Please let me know if you wish to continue waiting or if you would like for us to close your question?

Thank you,

Shantal
Expert:  Dr. Bob replied 2 years ago.
Hello James, I'm Dr. Bob. I apologize that this reply has taken so long to get back to you. Very few experts have much ferret experience, so I imagine they've been hesitant to offer an opinion as to what happened to Badger.

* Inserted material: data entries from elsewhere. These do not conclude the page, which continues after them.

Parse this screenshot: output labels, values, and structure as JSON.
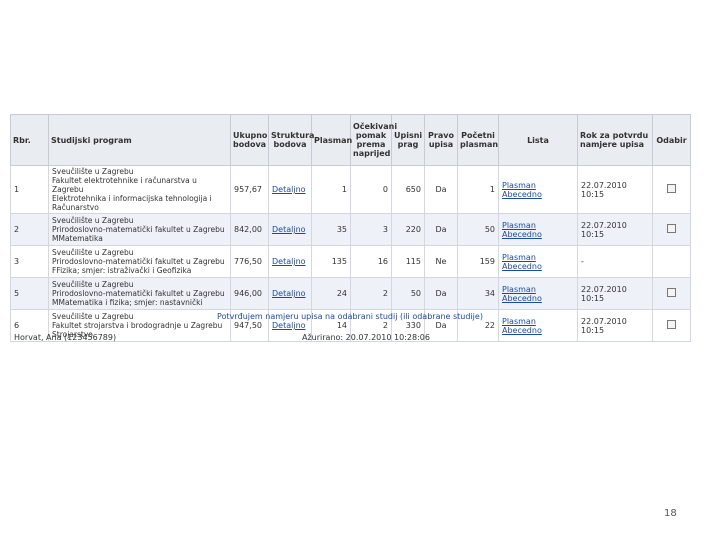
{
  "headers": {
    "rbr": "Rbr.",
    "program": "Studijski program",
    "ukupno": "Ukupno bodova",
    "struktura": "Struktura bodova",
    "plasman": "Plasman",
    "ocekivani": "Očekivani pomak prema naprijed",
    "prag": "Upisni prag",
    "pravo": "Pravo upisa",
    "pocetni": "Početni plasman",
    "lista": "Lista",
    "rok": "Rok za potvrdu namjere upisa",
    "odabir": "Odabir"
  },
  "rows": [
    {
      "rbr": "1",
      "program": "Sveučilište u Zagrebu\nFakultet elektrotehnike i računarstva u Zagrebu\nElektrotehnika i informacijska tehnologija i\nRačunarstvo",
      "ukupno": "957,67",
      "struktura": "Detaljno",
      "plasman": "1",
      "pomak": "0",
      "prag": "650",
      "pravo": "Da",
      "pocetni": "1",
      "lista1": "Plasman",
      "lista2": "Abecedno",
      "rok": "22.07.2010 10:15",
      "checkbox": true
    },
    {
      "rbr": "2",
      "program": "Sveučilište u Zagrebu\nPrirodoslovno-matematički fakultet u Zagrebu\nMMatematika",
      "ukupno": "842,00",
      "struktura": "Detaljno",
      "plasman": "35",
      "pomak": "3",
      "prag": "220",
      "pravo": "Da",
      "pocetni": "50",
      "lista1": "Plasman",
      "lista2": "Abecedno",
      "rok": "22.07.2010 10:15",
      "checkbox": true
    },
    {
      "rbr": "3",
      "program": "Sveučilište u Zagrebu\nPrirodoslovno-matematički fakultet u Zagrebu\nFFizika; smjer: istraživački i Geofizika",
      "ukupno": "776,50",
      "struktura": "Detaljno",
      "plasman": "135",
      "pomak": "16",
      "prag": "115",
      "pravo": "Ne",
      "pocetni": "159",
      "lista1": "Plasman",
      "lista2": "Abecedno",
      "rok": "-",
      "checkbox": false
    },
    {
      "rbr": "5",
      "program": "Sveučilište u Zagrebu\nPrirodoslovno-matematički fakultet u Zagrebu\nMMatematika i fizika; smjer: nastavnički",
      "ukupno": "946,00",
      "struktura": "Detaljno",
      "plasman": "24",
      "pomak": "2",
      "prag": "50",
      "pravo": "Da",
      "pocetni": "34",
      "lista1": "Plasman",
      "lista2": "Abecedno",
      "rok": "22.07.2010 10:15",
      "checkbox": true
    },
    {
      "rbr": "6",
      "program": "Sveučilište u Zagrebu\nFakultet strojarstva i brodogradnje u Zagrebu\nStrojarstvo",
      "ukupno": "947,50",
      "struktura": "Detaljno",
      "plasman": "14",
      "pomak": "2",
      "prag": "330",
      "pravo": "Da",
      "pocetni": "22",
      "lista1": "Plasman",
      "lista2": "Abecedno",
      "rok": "22.07.2010 10:15",
      "checkbox": true
    }
  ],
  "confirm_link": "Potvrđujem namjeru upisa na odabrani studij (ili odabrane studije)",
  "user": "Horvat, Ana (123456789)",
  "updated": "Ažurirano: 20.07.2010 10:28:06",
  "page_number": "18"
}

I appreciate your willingness to accept the responsibility for Badger's death, but as far as I can tell, you were doing exactly the right things for him. I think what killed him was a syndrome called "aspiration pneumonia". This is a reaction in the lungs resulting from the inhalation of a foreign substance. The lungs rapidly fill with fluid in reaction to the inhaled irritant, and rapid death from asphyxiation can result. Animals can sometimes survive the initial onslaught of this condition, only to succumb to pneumonia later. Some can survive, but they are often damaged permanently by the scarring of their lungs. James, you were doing the best you could for Badger. I've seen this tragic occurrence happen in animals being fed by highly trained veterinary technicians and even by veterinarians. It can happen to anyone, it just a matter of when the animal breathes when being fed. There really isn't even any way to prevent this from happening, other than feeding very tiny amounts at a time, and even this is not fool-proof.
As you mentioned, Badger didn't suffer long, and the condition affecting him was, judging from your description, serious and quite possibly life-threatening in itself. It's tough to lose a pet, and it both common and natural to blame ourselves, but you were not responsible for Badger's death in my opinion.
If you have further questions, please let me know.